The “highly transmissible” Omicron variant of coronavirus ripping through South Africa is putting disproportionately large numbers of children under 5 years old in hospitals, a top South African government medical adviser said Friday.
The alarming development raises the prospect of a new global battle cycle against the virus, given that the new variant has already spread to dozens of countries. The South African scientists also said the new variant was spreading much quicker than any previous wave of the coronavirus.
In a worrying virtual press conference, government adviser Waasila Jassat, speaking about the worst-affected area of Gauteng province (which includes the city of Johannesburg), said: “It’s clear in Gauteng, the week-on-week increase we’re seeing in cases and admissions is higher than we’ve seen it before. We’ve seen quite a sharp increase [in hospital admissions] across all age groups but particularly in the under 5s.”
She added: “The incidence in those under 5 is now second highest, second only to those over 60. The trend that we’re seeing now, that is different to what we’ve seen before, is a particular increase in hospital admissions in children under 5 years.
“We’ve always seen children not being very heavily affected by the COVID epidemic in the past, not having many admissions. In the third wave, we saw more admissions in young children under 5 and in teenagers, 15-19, and now, at the start of this fourth wave, we have seen quite a sharp increase across all age groups, but particularly in the under 5s.”
Jassat produced graphs that clearly showed how children under 5 years old are now being hospitalized at an alarming rate.
She said, for example, that in the city of Tshwane Metro, more than 100 children under the age of 5 were admitted to hospitals with COVID in the first two weeks of the new fourth wave (Nov. 14 to 27). In the first two weeks of the country’s third wave, in May of this year, fewer than 20 children were admitted to hospitals.
In a follow-up question-and-answer session, asked about the extraordinary numbers of children being admitted to hospital, Jassat said she suspected there might be an “immunity gap” and that the lack of vaccination of children might account for the numbers.
She said that with adults increasingly vaccinated, children are the ones who are “getting sick and need to be admitted.”
She added that pediatricians at the Tshwane hospital had told them, anecdotally, that “all” of the children ages 12-18 who were admitted were not vaccinated, even though they were eligible. “And the younger children, younger than 12, who were not eligible for vaccination, none of their parents, except for three, were vaccinated.”
She said this showed “the value of vaccination in the adult protecting the children in the homes.”
Just over 42 percent of all adults have received at least one vaccination dose in South Africa, Health Minister Joe Phaahla said.
Another specialist, epidemiologist Michelle Groome, told the virtual meeting that daily hospital admissions in the worst-affected parts of Gauteng province have rocketed to 78 from 19.
Groome sounded the alarm over the “rapidly increasing” seven-day average of cases which has gone from 332 on Dec. 1 to 4,814 today.
She said: “If you have a look at the slope of this increase, you can see that we really are seeing an unprecedented increase in the number of new cases in a very short period of time, really just climbing right up.”
She said the virus’ reproductive number—a measure of how many people each infected person infects—had climbed to 2.33 in Gauteng.
Groome said: “This is the highest we’ve ever seen it since the start of the pandemic.”
Phaahla said daily cases have rocketed by 9,000 cases per day, climbing from “2,465 new cases last Thursday when this variant was announced to yesterday’s high of 11,535.”

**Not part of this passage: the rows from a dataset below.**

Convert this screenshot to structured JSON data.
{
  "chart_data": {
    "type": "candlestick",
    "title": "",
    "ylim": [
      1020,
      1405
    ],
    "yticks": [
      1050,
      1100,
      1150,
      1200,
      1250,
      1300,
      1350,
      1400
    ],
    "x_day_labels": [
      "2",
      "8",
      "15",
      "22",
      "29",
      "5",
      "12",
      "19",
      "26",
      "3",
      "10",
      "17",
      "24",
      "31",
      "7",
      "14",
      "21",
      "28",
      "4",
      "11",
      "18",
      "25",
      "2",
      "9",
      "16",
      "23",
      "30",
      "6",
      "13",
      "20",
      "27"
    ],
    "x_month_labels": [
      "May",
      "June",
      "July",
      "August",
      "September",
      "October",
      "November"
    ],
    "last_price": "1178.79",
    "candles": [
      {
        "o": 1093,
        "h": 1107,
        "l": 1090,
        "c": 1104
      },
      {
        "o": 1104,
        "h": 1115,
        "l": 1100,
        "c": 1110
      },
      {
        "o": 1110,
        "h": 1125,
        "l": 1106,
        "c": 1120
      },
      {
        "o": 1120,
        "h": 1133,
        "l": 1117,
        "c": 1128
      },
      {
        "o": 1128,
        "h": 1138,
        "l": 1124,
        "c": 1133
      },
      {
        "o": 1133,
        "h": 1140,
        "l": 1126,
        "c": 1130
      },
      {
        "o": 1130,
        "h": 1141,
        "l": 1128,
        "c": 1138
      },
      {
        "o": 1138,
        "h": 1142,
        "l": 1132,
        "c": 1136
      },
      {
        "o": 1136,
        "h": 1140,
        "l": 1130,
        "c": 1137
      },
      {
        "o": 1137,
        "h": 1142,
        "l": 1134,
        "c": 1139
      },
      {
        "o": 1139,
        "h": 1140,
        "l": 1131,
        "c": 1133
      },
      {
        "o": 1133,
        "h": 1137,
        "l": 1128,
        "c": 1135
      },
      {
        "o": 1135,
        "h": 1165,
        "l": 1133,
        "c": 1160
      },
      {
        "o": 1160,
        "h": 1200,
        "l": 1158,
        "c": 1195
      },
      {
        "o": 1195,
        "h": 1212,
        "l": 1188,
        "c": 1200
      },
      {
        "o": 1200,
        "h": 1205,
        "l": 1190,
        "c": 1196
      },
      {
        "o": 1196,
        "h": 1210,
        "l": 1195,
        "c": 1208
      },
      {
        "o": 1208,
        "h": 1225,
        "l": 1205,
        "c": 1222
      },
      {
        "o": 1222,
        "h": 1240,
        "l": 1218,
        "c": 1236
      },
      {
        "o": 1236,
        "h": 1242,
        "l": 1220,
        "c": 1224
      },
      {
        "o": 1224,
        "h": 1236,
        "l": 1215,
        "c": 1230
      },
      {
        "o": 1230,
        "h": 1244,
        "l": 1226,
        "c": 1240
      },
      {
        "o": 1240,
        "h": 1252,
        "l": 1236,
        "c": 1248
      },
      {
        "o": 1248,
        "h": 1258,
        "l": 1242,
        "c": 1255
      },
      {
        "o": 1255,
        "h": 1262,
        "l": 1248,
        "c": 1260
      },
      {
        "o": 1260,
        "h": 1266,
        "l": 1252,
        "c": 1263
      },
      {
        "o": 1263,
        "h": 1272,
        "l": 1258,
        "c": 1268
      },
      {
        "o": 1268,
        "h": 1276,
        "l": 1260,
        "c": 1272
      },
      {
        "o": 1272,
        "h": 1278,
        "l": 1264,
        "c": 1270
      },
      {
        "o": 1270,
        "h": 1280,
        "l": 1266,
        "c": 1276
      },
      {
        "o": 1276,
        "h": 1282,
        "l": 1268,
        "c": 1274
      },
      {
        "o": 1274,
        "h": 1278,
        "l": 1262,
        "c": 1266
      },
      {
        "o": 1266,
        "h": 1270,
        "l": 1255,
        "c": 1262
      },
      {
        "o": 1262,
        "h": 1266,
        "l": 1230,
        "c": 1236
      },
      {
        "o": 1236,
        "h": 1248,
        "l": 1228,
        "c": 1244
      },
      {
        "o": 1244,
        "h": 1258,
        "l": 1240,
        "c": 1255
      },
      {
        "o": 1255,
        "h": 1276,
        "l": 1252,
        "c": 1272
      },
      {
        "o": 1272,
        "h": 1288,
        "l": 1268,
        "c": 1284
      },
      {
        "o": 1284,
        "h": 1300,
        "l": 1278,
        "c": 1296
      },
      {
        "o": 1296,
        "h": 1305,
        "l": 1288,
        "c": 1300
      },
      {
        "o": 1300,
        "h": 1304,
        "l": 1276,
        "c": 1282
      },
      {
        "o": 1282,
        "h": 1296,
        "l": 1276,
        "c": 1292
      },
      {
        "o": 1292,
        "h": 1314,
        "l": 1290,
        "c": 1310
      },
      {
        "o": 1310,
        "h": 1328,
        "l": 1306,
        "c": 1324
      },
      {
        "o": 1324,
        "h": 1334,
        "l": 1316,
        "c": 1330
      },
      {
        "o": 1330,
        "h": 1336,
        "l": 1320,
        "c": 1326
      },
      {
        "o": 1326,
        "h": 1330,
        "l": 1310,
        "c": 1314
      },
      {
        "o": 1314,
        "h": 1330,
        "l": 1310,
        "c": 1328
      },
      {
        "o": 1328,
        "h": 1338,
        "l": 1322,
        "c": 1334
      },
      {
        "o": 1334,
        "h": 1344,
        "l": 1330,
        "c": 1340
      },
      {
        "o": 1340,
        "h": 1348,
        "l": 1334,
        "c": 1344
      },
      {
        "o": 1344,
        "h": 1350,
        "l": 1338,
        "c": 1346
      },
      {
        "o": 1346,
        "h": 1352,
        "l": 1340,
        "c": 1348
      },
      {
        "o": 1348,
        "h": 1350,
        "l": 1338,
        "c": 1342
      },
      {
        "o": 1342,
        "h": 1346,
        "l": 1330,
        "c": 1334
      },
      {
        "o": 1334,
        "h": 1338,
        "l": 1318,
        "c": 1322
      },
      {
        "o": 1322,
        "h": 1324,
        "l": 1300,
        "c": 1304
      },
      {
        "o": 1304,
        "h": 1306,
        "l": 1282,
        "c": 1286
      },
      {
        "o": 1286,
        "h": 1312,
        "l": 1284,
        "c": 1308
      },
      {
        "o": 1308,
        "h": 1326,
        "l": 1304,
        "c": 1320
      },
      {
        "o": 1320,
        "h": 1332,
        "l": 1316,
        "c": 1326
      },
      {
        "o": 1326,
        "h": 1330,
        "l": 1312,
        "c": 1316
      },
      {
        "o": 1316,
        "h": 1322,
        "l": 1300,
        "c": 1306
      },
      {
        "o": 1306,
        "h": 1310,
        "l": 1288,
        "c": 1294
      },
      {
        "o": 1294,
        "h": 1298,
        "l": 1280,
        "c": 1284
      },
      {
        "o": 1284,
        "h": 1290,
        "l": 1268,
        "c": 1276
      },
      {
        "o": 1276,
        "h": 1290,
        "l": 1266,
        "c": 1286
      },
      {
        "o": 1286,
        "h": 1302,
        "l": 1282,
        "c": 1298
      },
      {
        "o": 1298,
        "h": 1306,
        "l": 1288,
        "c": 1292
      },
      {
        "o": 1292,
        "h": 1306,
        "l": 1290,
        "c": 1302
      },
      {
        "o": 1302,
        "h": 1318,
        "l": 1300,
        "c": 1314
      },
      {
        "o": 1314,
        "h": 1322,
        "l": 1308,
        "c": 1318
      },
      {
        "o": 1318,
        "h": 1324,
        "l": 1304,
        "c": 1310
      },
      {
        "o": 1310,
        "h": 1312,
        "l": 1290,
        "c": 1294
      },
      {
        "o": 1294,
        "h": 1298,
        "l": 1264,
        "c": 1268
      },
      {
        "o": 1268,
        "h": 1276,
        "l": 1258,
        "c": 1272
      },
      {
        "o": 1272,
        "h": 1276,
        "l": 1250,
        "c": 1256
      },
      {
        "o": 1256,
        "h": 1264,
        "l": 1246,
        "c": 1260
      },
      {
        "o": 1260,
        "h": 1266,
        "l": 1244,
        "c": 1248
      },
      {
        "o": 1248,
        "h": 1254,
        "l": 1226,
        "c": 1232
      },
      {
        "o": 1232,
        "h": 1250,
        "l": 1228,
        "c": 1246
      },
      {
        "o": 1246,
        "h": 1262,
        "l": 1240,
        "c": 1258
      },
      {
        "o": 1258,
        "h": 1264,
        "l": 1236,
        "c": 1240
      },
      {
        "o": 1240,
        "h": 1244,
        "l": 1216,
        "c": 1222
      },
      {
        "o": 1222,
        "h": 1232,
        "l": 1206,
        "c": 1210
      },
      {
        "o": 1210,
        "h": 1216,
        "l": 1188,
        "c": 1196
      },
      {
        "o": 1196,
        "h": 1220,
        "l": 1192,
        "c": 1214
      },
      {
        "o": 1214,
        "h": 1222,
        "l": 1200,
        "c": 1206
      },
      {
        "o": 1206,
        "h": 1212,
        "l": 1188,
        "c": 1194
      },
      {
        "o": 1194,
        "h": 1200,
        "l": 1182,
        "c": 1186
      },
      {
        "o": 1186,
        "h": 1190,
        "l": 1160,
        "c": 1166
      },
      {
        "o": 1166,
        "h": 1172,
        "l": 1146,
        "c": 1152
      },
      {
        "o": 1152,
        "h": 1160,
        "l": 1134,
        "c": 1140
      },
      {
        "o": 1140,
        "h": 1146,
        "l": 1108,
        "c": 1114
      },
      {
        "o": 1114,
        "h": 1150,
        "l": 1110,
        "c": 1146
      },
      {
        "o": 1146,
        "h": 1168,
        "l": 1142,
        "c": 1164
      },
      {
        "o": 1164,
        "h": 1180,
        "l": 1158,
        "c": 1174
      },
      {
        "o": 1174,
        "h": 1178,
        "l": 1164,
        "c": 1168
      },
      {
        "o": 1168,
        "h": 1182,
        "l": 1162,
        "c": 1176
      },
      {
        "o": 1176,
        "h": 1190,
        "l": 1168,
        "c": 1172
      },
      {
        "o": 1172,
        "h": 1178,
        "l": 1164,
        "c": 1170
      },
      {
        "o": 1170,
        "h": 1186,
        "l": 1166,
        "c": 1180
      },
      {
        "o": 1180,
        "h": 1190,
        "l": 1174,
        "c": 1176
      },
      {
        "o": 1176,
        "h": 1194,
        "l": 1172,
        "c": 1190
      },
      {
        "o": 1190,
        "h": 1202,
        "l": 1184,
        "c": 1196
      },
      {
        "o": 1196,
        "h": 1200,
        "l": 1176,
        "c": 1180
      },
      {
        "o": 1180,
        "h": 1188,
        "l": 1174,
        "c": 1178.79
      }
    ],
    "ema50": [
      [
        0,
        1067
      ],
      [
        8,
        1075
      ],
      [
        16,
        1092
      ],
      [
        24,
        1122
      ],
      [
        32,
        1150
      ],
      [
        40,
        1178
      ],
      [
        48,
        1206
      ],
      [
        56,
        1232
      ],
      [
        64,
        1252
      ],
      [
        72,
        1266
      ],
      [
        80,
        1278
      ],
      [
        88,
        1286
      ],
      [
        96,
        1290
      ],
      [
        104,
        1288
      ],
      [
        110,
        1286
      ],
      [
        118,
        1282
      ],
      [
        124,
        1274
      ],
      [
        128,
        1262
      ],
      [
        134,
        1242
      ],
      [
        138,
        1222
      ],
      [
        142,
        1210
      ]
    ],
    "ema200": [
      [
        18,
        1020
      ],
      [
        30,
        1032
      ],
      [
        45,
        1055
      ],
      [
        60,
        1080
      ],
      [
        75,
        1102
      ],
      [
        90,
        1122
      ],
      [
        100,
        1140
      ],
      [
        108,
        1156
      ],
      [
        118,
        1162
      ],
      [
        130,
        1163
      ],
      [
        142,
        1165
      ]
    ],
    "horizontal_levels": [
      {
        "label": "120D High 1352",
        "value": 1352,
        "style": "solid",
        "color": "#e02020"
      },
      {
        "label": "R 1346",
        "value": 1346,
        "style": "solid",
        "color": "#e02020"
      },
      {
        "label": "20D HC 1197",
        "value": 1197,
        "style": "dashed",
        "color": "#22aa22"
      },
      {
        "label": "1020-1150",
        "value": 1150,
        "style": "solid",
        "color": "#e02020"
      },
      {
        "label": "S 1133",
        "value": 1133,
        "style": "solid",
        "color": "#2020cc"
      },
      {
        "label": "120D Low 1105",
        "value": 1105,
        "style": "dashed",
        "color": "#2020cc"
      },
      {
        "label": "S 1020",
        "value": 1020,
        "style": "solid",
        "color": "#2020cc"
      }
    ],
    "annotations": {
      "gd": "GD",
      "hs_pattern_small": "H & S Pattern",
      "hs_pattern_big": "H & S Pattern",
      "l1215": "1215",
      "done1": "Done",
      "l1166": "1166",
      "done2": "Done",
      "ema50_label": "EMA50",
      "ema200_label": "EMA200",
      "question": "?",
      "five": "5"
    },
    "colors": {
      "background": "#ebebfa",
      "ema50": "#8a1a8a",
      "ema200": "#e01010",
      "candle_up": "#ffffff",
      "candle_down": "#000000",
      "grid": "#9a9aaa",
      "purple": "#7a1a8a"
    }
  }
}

“This variant is indeed highly transmissible, including in people who have already been vaccinated,” he said.
This remark echoed the findings of a paper published Friday, not yet peer-reviewed, which, The Washington Post reported, claims Omicron is three times as likely to cause reinfection than previous variants. The Post said: “Statistical analysis of some 2.8 million positive coronavirus samples in South Africa, 35,670 of which were suspected to be reinfections, led researchers to conclude that the Omicron mutation has a ‘substantial ability to evade immunity from prior infection.’”
Phaahla attempted to sound an optimistic note by saying that he believes the new variant is more transmissible “but less severe” than previous variants.
He said that while vaccinated people are getting infected, a disproportionate number of those ending up in hospitals are not vaccinated and that the South African hospital system is coping for the time being and has spare capacity.
However, his remarks are likely to be treated with caution as hospitalizations tend to lag infections by several weeks, and the press conference left little doubt that the country is being pummeled by the Omicron variant.
He said the country’s COVID test positivity rate has soared to 22 percent from below 2 percent just two weeks ago.
Phaahla expressed his “outrage and disappointment” at travel bans on southern African nations, saying they “undermine international cooperation and solidarity.”
The UN has previously said such flight bans are a form of “travel apartheid” and could be counterproductive as they will dissuade nations from reporting new variants.